Yesterday, we had a workday filled with tomato planting! Bellair Farm, a large organic vegetable operation close to Charlottesville, gave us some great tomato transplants they’d been nurturing in their green house. These guys were looking a little wilted and starting to get too big for their plastic pods. Since they’d never make it to field at Bellair, we gladly took the plants off their hands and made a home for them in the community garden. We’ve got some sungolds, some heirlooms, and some mystery tomatoes because we forgot to label the last container. We’ve got to add some thrill to the garden life some how, ya know??

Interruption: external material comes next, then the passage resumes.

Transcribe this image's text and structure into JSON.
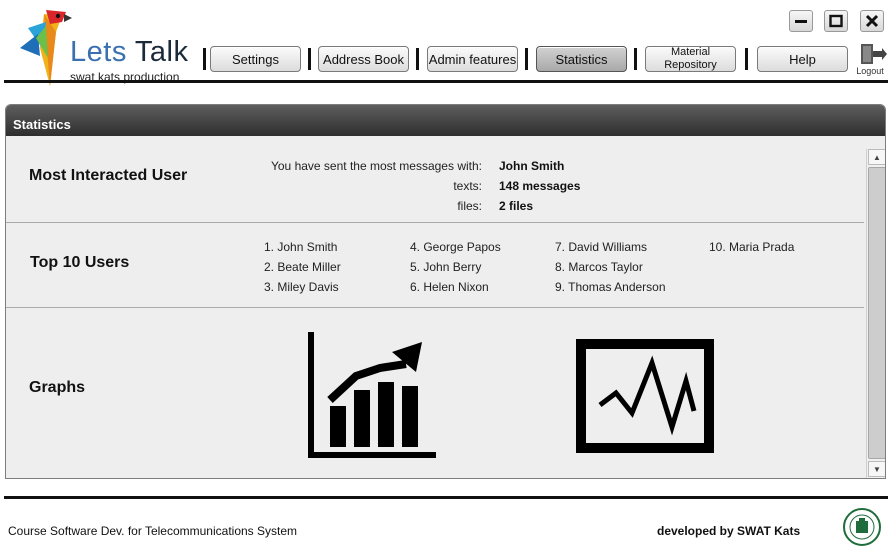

In other news, we’ve got some snap peas coming in and a juneberry bush that is this close to giving us some ripe ones.
This week I’d like to share a snap shot from Bellair. Grace and I’s internship with the community garden includes two days a week at this gorgeous thousand acre estate. Included on that property is an organic vegetable farm that services a CSA. There are 425 shareholders that get fed from the farm each week May through October, and a 200 person waiting list! It’s an exciting example of a successful sustainable agriculture operation.

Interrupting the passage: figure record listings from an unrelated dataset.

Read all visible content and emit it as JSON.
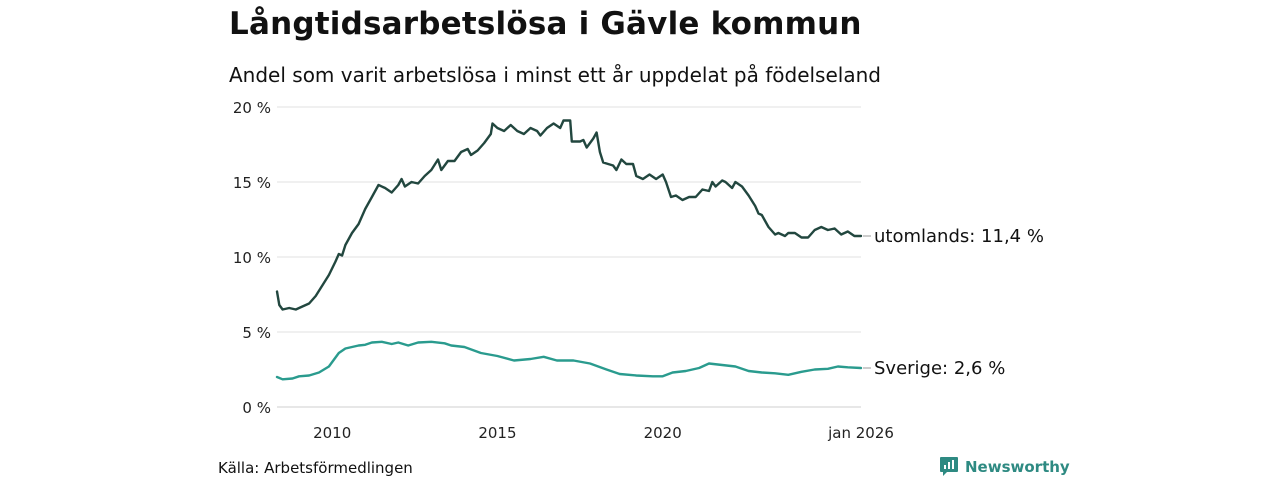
{
  "title": "Långtidsarbetslösa i Gävle kommun",
  "subtitle": "Andel som varit arbetslösa i minst ett år uppdelat på födelseland",
  "source": "Källa: Arbetsförmedlingen",
  "brand": {
    "name": "Newsworthy",
    "icon": "newsworthy-logo-icon",
    "color": "#2e8a82"
  },
  "chart_data": {
    "type": "line",
    "title": "Långtidsarbetslösa i Gävle kommun",
    "subtitle": "Andel som varit arbetslösa i minst ett år uppdelat på födelseland",
    "xlabel": "",
    "ylabel": "",
    "x_range": [
      2008.33,
      2026.0
    ],
    "ylim": [
      0,
      20
    ],
    "y_ticks": [
      0,
      5,
      10,
      15,
      20
    ],
    "y_tick_labels": [
      "0 %",
      "5 %",
      "10 %",
      "15 %",
      "20 %"
    ],
    "x_ticks": [
      2010,
      2015,
      2020,
      2026.0
    ],
    "x_tick_labels": [
      "2010",
      "2015",
      "2020",
      "jan 2026"
    ],
    "grid": true,
    "series": [
      {
        "name": "utomlands",
        "end_label": "utomlands: 11,4 %",
        "color": "#22473f",
        "points": [
          [
            2008.33,
            7.7
          ],
          [
            2008.4,
            6.8
          ],
          [
            2008.5,
            6.5
          ],
          [
            2008.7,
            6.6
          ],
          [
            2008.9,
            6.5
          ],
          [
            2009.1,
            6.7
          ],
          [
            2009.3,
            6.9
          ],
          [
            2009.5,
            7.4
          ],
          [
            2009.7,
            8.1
          ],
          [
            2009.9,
            8.8
          ],
          [
            2010.1,
            9.7
          ],
          [
            2010.2,
            10.2
          ],
          [
            2010.3,
            10.1
          ],
          [
            2010.4,
            10.8
          ],
          [
            2010.6,
            11.6
          ],
          [
            2010.8,
            12.2
          ],
          [
            2011.0,
            13.2
          ],
          [
            2011.2,
            14.0
          ],
          [
            2011.4,
            14.8
          ],
          [
            2011.6,
            14.6
          ],
          [
            2011.8,
            14.3
          ],
          [
            2012.0,
            14.8
          ],
          [
            2012.1,
            15.2
          ],
          [
            2012.2,
            14.7
          ],
          [
            2012.4,
            15.0
          ],
          [
            2012.6,
            14.9
          ],
          [
            2012.8,
            15.4
          ],
          [
            2013.0,
            15.8
          ],
          [
            2013.2,
            16.5
          ],
          [
            2013.3,
            15.8
          ],
          [
            2013.5,
            16.4
          ],
          [
            2013.7,
            16.4
          ],
          [
            2013.9,
            17.0
          ],
          [
            2014.1,
            17.2
          ],
          [
            2014.2,
            16.8
          ],
          [
            2014.4,
            17.1
          ],
          [
            2014.6,
            17.6
          ],
          [
            2014.8,
            18.2
          ],
          [
            2014.85,
            18.9
          ],
          [
            2015.0,
            18.6
          ],
          [
            2015.2,
            18.4
          ],
          [
            2015.4,
            18.8
          ],
          [
            2015.6,
            18.4
          ],
          [
            2015.8,
            18.2
          ],
          [
            2016.0,
            18.6
          ],
          [
            2016.2,
            18.4
          ],
          [
            2016.3,
            18.1
          ],
          [
            2016.5,
            18.6
          ],
          [
            2016.7,
            18.9
          ],
          [
            2016.9,
            18.6
          ],
          [
            2017.0,
            19.1
          ],
          [
            2017.2,
            19.1
          ],
          [
            2017.25,
            17.7
          ],
          [
            2017.5,
            17.7
          ],
          [
            2017.6,
            17.8
          ],
          [
            2017.7,
            17.3
          ],
          [
            2017.9,
            17.9
          ],
          [
            2018.0,
            18.3
          ],
          [
            2018.1,
            17.0
          ],
          [
            2018.2,
            16.3
          ],
          [
            2018.5,
            16.1
          ],
          [
            2018.6,
            15.8
          ],
          [
            2018.75,
            16.5
          ],
          [
            2018.9,
            16.2
          ],
          [
            2019.1,
            16.2
          ],
          [
            2019.2,
            15.4
          ],
          [
            2019.4,
            15.2
          ],
          [
            2019.6,
            15.5
          ],
          [
            2019.8,
            15.2
          ],
          [
            2020.0,
            15.5
          ],
          [
            2020.1,
            15.0
          ],
          [
            2020.25,
            14.0
          ],
          [
            2020.4,
            14.1
          ],
          [
            2020.6,
            13.8
          ],
          [
            2020.8,
            14.0
          ],
          [
            2021.0,
            14.0
          ],
          [
            2021.2,
            14.5
          ],
          [
            2021.4,
            14.4
          ],
          [
            2021.5,
            15.0
          ],
          [
            2021.6,
            14.7
          ],
          [
            2021.8,
            15.1
          ],
          [
            2021.9,
            15.0
          ],
          [
            2022.1,
            14.6
          ],
          [
            2022.2,
            15.0
          ],
          [
            2022.4,
            14.7
          ],
          [
            2022.6,
            14.1
          ],
          [
            2022.8,
            13.4
          ],
          [
            2022.9,
            12.9
          ],
          [
            2023.0,
            12.8
          ],
          [
            2023.2,
            12.0
          ],
          [
            2023.4,
            11.5
          ],
          [
            2023.5,
            11.6
          ],
          [
            2023.7,
            11.4
          ],
          [
            2023.8,
            11.6
          ],
          [
            2024.0,
            11.6
          ],
          [
            2024.2,
            11.3
          ],
          [
            2024.4,
            11.3
          ],
          [
            2024.6,
            11.8
          ],
          [
            2024.8,
            12.0
          ],
          [
            2025.0,
            11.8
          ],
          [
            2025.2,
            11.9
          ],
          [
            2025.4,
            11.5
          ],
          [
            2025.6,
            11.7
          ],
          [
            2025.8,
            11.4
          ],
          [
            2026.0,
            11.4
          ]
        ]
      },
      {
        "name": "Sverige",
        "end_label": "Sverige:  2,6 %",
        "color": "#2a9b8e",
        "points": [
          [
            2008.33,
            2.0
          ],
          [
            2008.5,
            1.85
          ],
          [
            2008.8,
            1.9
          ],
          [
            2009.0,
            2.05
          ],
          [
            2009.3,
            2.1
          ],
          [
            2009.6,
            2.3
          ],
          [
            2009.9,
            2.7
          ],
          [
            2010.0,
            3.0
          ],
          [
            2010.2,
            3.6
          ],
          [
            2010.4,
            3.9
          ],
          [
            2010.6,
            4.0
          ],
          [
            2010.8,
            4.1
          ],
          [
            2011.0,
            4.15
          ],
          [
            2011.2,
            4.3
          ],
          [
            2011.5,
            4.35
          ],
          [
            2011.8,
            4.2
          ],
          [
            2012.0,
            4.3
          ],
          [
            2012.3,
            4.1
          ],
          [
            2012.6,
            4.3
          ],
          [
            2013.0,
            4.35
          ],
          [
            2013.4,
            4.25
          ],
          [
            2013.6,
            4.1
          ],
          [
            2014.0,
            4.0
          ],
          [
            2014.5,
            3.6
          ],
          [
            2015.0,
            3.4
          ],
          [
            2015.5,
            3.1
          ],
          [
            2016.0,
            3.2
          ],
          [
            2016.4,
            3.35
          ],
          [
            2016.8,
            3.1
          ],
          [
            2017.3,
            3.1
          ],
          [
            2017.8,
            2.9
          ],
          [
            2018.3,
            2.5
          ],
          [
            2018.7,
            2.2
          ],
          [
            2019.2,
            2.1
          ],
          [
            2019.7,
            2.05
          ],
          [
            2020.0,
            2.05
          ],
          [
            2020.3,
            2.3
          ],
          [
            2020.7,
            2.4
          ],
          [
            2021.1,
            2.6
          ],
          [
            2021.4,
            2.9
          ],
          [
            2021.8,
            2.8
          ],
          [
            2022.2,
            2.7
          ],
          [
            2022.6,
            2.4
          ],
          [
            2023.0,
            2.3
          ],
          [
            2023.4,
            2.25
          ],
          [
            2023.8,
            2.15
          ],
          [
            2024.2,
            2.35
          ],
          [
            2024.6,
            2.5
          ],
          [
            2025.0,
            2.55
          ],
          [
            2025.3,
            2.7
          ],
          [
            2025.6,
            2.65
          ],
          [
            2026.0,
            2.6
          ]
        ]
      }
    ]
  }
}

Farming is pretty hard and includes a lot of repetitive tasks–i.e. you plant, you weed, or you harvest. There ends up being a lot of conversation in the fields, and Bellair has a great permanent work crew that we’ve been getting to know. I’ve been pretty amazed at the quality of conversation I’ve had under the sun, with garlic juice staining my raw fingers as we all pick scapes. One of the crew members new to the squad this year even mentioned experiencing “brain fry.” In addition to an adjustment period during which his body had to acclimate to the difficult labor, there was an adjustment period for his brain too! I’m not sure whether it’s a farming environment, where we’re all together working on a task humans have practiced for thousands of years, or maybe it’s just the people that are attracted to such an activity. Either way, our chatter reflects broad interests in food culture, politics, and living an exciting and meaningful life.
While the UVA Community Garden is certainly a smaller operation, I think it has a similar potential to encourage real camaraderie. Besides wanting a successful harvest, Grace and I hope we can see a summer community created. Come on out to one of our volunteer workdays and leave with a clear and happy head and a bag of kale and peas. It’s win-win.